Talk about potatoes and we’re talking about a succulent spread of mashed potato, fries, and all things that spell home and comfort. It is no wonder then that is high-carb root is as popular and loved as it is. Fortunately, there is more to potatoes than their taste. Potatoes are rich in vitamin B6 and a great source of potassium, copper, vitamin C, niacin, phosphorus, and dietary fiber. That’s not all; potatoes are also rich in pantothenic acid and pack a variety of phytonutrients that are antioxidant in nature. So, growing them in your garden is a must-try for everyone who wants to grow a green thumb.Â With a little skill, effort, and some key tips from us, you can, rest assured, harvest a big batch of home-grown potatoes from the soils of your garden.
Choosing Your Seeds
Expert gardeners who have enough experience in growing potatoes indoors recommend using seed potatoes that are specifically grown for the purpose of planting. These potatoes are known to have fewer risks to disease issues when compared to the non-seeded ones. What’s more, this variety is also specifically treated for organic and chemical-free farming. Your best bet is to try a batch of fingerling potatoes. Given their succulent taste and vibrant colors, they’ll add a burst of color and flavor to all your meals.
Sprouting the Spuds
As a thumb rule, it’s important to note that the more sprouts per potato section your plant has, the smaller the potatoes are likely to be at harvest. A good tip is to use tubers that have a maximum of two or three sprouts. If your tubers have more sprouts, you can cut them in half (sections) or pluck all but two or three of the sprouts. Once your tubers have the right number of sprouts, you must let them heal for about 10 days before you decide to plant them. Once planted correctly and in a dark and cool place, your tubers will grow into potatoes in quick time.

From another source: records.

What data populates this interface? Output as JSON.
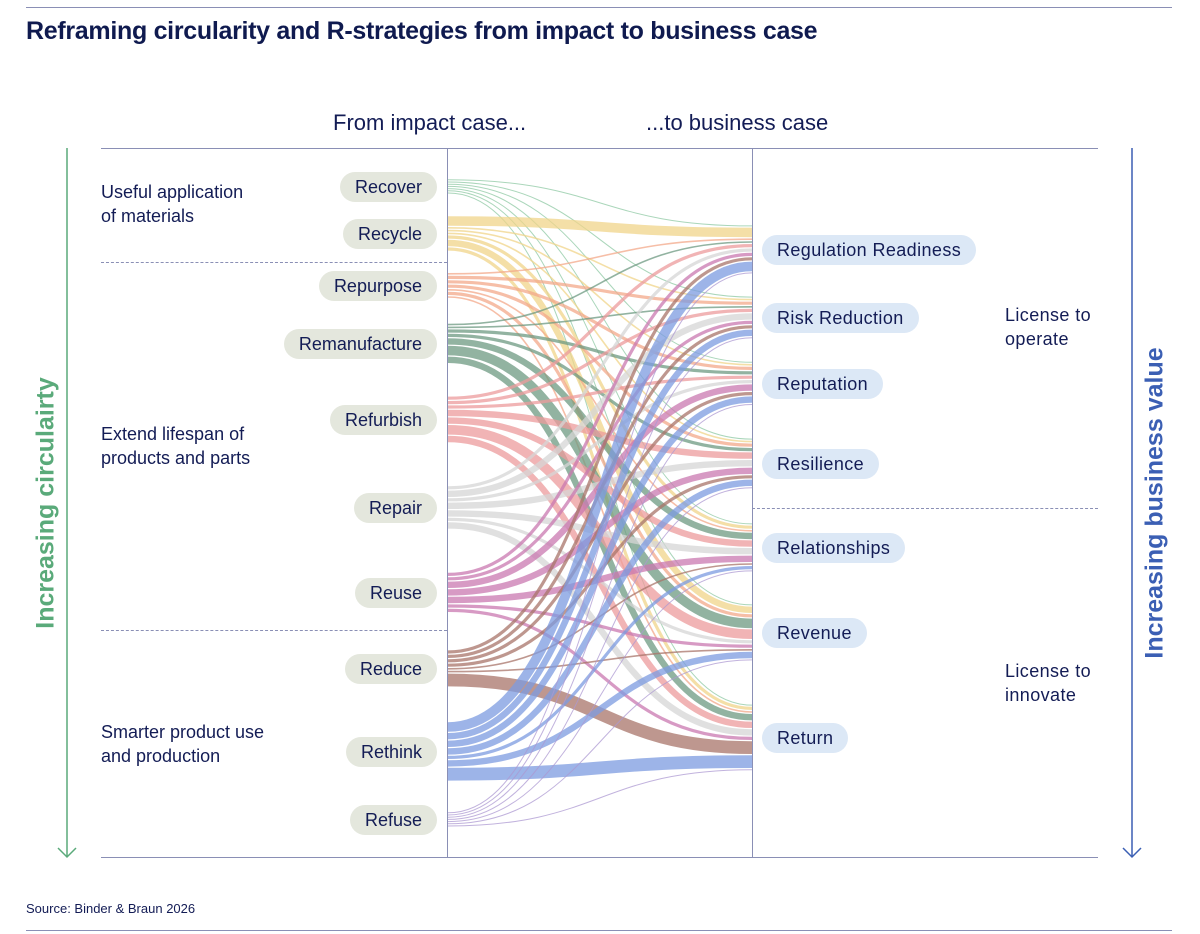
{
  "title": "Reframing circularity and R-strategies from impact to business case",
  "column_left": "From impact case...",
  "column_right": "...to business case",
  "left_axis_label": "Increasing circulairty",
  "right_axis_label": "Increasing business value",
  "groups": [
    {
      "label_line1": "Useful application",
      "label_line2": "of materials"
    },
    {
      "label_line1": "Extend lifespan of",
      "label_line2": "products and parts"
    },
    {
      "label_line1": "Smarter product use",
      "label_line2": "and production"
    }
  ],
  "licenses": [
    {
      "line1": "License to",
      "line2": "operate"
    },
    {
      "line1": "License to",
      "line2": "innovate"
    }
  ],
  "source_note": "Source: Binder & Braun 2026",
  "colors": {
    "left_arrow": "#5aaa7a",
    "right_arrow": "#3b5fb4",
    "text": "#131c55"
  },
  "sources": [
    {
      "label": "Recover",
      "color": "#8dc8a3"
    },
    {
      "label": "Recycle",
      "color": "#f0d48a"
    },
    {
      "label": "Repurpose",
      "color": "#f3a88a"
    },
    {
      "label": "Remanufacture",
      "color": "#6e9a82"
    },
    {
      "label": "Refurbish",
      "color": "#ec9b9c"
    },
    {
      "label": "Repair",
      "color": "#d6d6d6"
    },
    {
      "label": "Reuse",
      "color": "#c978b0"
    },
    {
      "label": "Reduce",
      "color": "#a87469"
    },
    {
      "label": "Rethink",
      "color": "#7c9be0"
    },
    {
      "label": "Refuse",
      "color": "#ac98d2"
    }
  ],
  "targets": [
    {
      "label": "Regulation Readiness"
    },
    {
      "label": "Risk Reduction"
    },
    {
      "label": "Reputation"
    },
    {
      "label": "Resilience"
    },
    {
      "label": "Relationships"
    },
    {
      "label": "Revenue"
    },
    {
      "label": "Return"
    }
  ],
  "link_weights": [
    [
      0.3,
      0.3,
      0.3,
      0.3,
      0.3,
      0.3,
      0.3
    ],
    [
      3,
      0.5,
      0.5,
      0.5,
      1,
      2,
      1
    ],
    [
      0.5,
      1,
      1,
      1,
      0.5,
      1,
      0.5
    ],
    [
      0.5,
      0.5,
      1,
      1,
      2,
      3,
      2
    ],
    [
      1,
      1,
      1,
      2,
      2,
      3,
      2
    ],
    [
      1,
      2,
      1,
      2,
      2,
      1,
      2
    ],
    [
      1,
      1,
      2,
      2,
      2,
      1,
      1
    ],
    [
      1,
      1,
      1,
      1,
      0.5,
      0.5,
      4
    ],
    [
      3,
      2,
      2,
      2,
      1,
      2,
      4
    ],
    [
      0.3,
      0.3,
      0.3,
      0.3,
      0.3,
      0.3,
      0.3
    ]
  ]
}
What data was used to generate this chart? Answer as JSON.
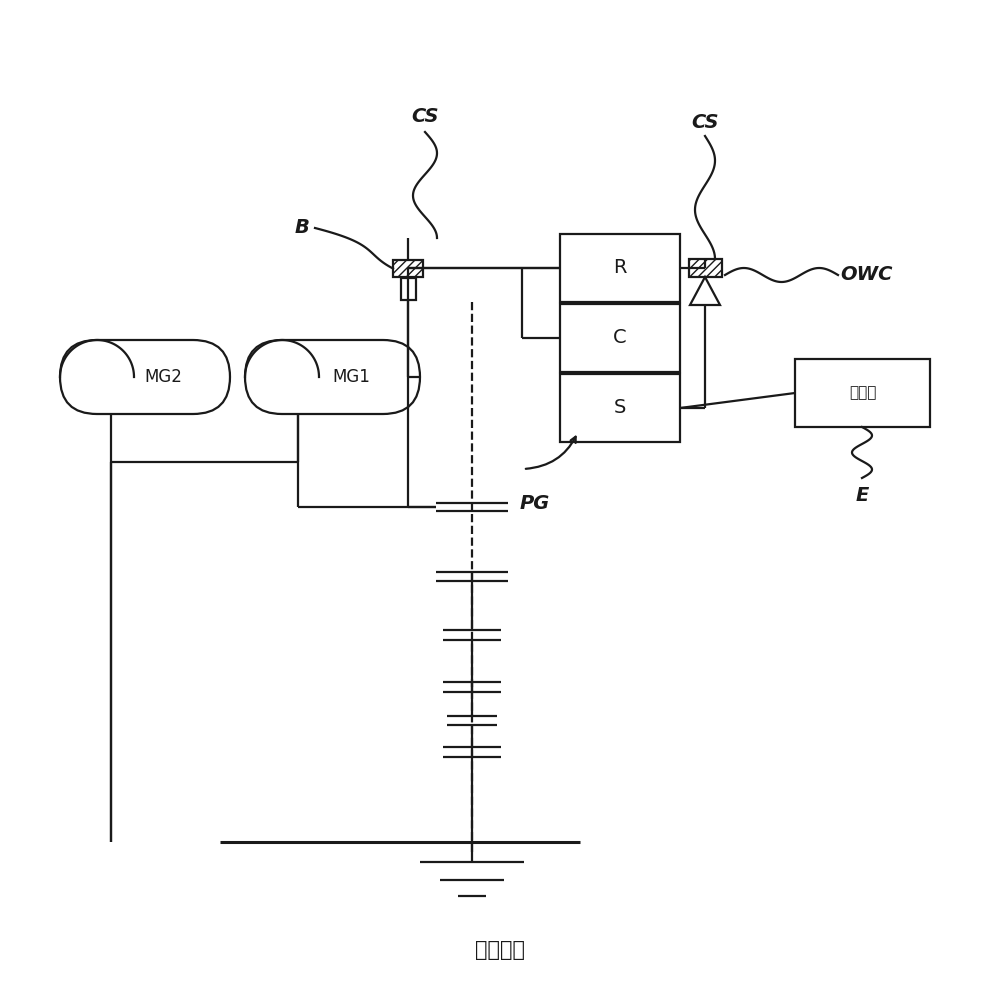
{
  "bg_color": "#ffffff",
  "line_color": "#1a1a1a",
  "title": "现有技术",
  "labels": {
    "MG2": "MG2",
    "MG1": "MG1",
    "R": "R",
    "C": "C",
    "S": "S",
    "engine": "发动机",
    "B": "B",
    "CS_left": "CS",
    "CS_right": "CS",
    "OWC": "OWC",
    "PG": "PG",
    "E": "E"
  },
  "figsize": [
    10.0,
    9.92
  ],
  "dpi": 100,
  "xlim": [
    0,
    10
  ],
  "ylim": [
    0,
    9.92
  ]
}
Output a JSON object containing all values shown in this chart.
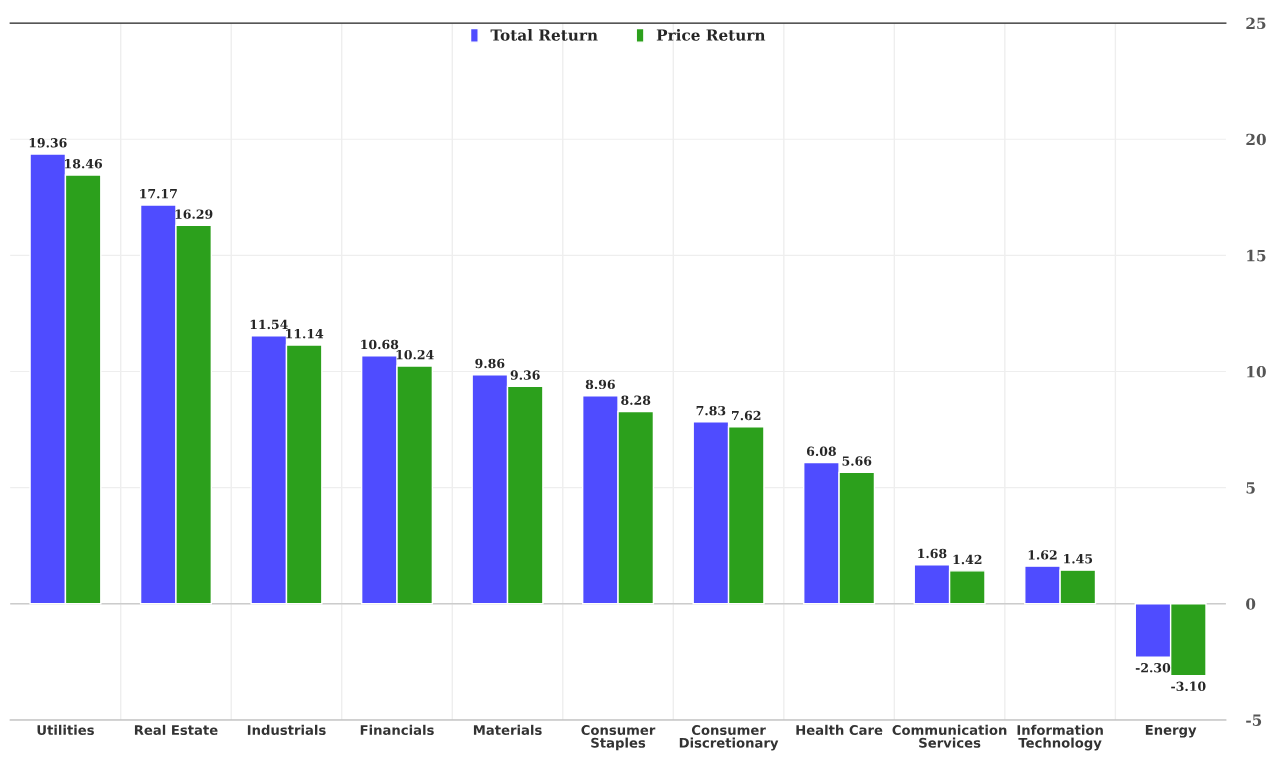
{
  "chart_data": {
    "type": "bar",
    "categories": [
      "Utilities",
      "Real Estate",
      "Industrials",
      "Financials",
      "Materials",
      "Consumer\nStaples",
      "Consumer\nDiscretionary",
      "Health Care",
      "Communication\nServices",
      "Information\nTechnology",
      "Energy"
    ],
    "series": [
      {
        "name": "Total Return",
        "color": "#4f4cff",
        "values": [
          19.36,
          17.17,
          11.54,
          10.68,
          9.86,
          8.96,
          7.83,
          6.08,
          1.68,
          1.62,
          -2.3
        ],
        "value_labels": [
          "19.36",
          "17.17",
          "11.54",
          "10.68",
          "9.86",
          "8.96",
          "7.83",
          "6.08",
          "1.68",
          "1.62",
          "-2.30"
        ]
      },
      {
        "name": "Price Return",
        "color": "#2ca01c",
        "values": [
          18.46,
          16.29,
          11.14,
          10.24,
          9.36,
          8.28,
          7.62,
          5.66,
          1.42,
          1.45,
          -3.1
        ],
        "value_labels": [
          "18.46",
          "16.29",
          "11.14",
          "10.24",
          "9.36",
          "8.28",
          "7.62",
          "5.66",
          "1.42",
          "1.45",
          "-3.10"
        ]
      }
    ],
    "ylim": [
      -5,
      25
    ],
    "yticks": [
      -5,
      0,
      5,
      10,
      15,
      20,
      25
    ],
    "grid": true,
    "legend": "top"
  }
}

Choosing a Container for Your Potatoes
An empty bag of fertilizer- preferably big enough to carry 40 pounds of weight- is a great place to plant your potatoes in. Generally lined in black polystyrene, these bags can be rolled up and down as and when you want to add mulch and expose your plant to additional sun.
Alternatively, you can drill a few holes in the bottoms of a big, vertical bucket and use it as a container to house your potato saplings. It’s equally effective and is a popular choice for many gardeners.
Layering Your Soil as the Plant Grows
Consistently layering your soil with straw, mulch, and/or other growing media is the key to growing a promising yield. Remember that the tubers you harvest are part of the root system that wants to grow vertical and out of the seed tuber. Simply put, this means that your potatoes will continue to grow all the way up to the top most layer of your soil. Hence, it’s imperative that you pack and layer your soil with vital plant nutrients as and when your plant grows.
Harvesting Your Produce
Now for the most rewarding part. A potato that is ready to be harvested will begin to turn yellow in color. Once they turn yellow, harvest your potatoes, brush them gently, and let them sit under the sun for a few hours or so.Â Once dried, you can either enjoy your harvest right away or store them in a paper bag and tuck them into a cool and dark place.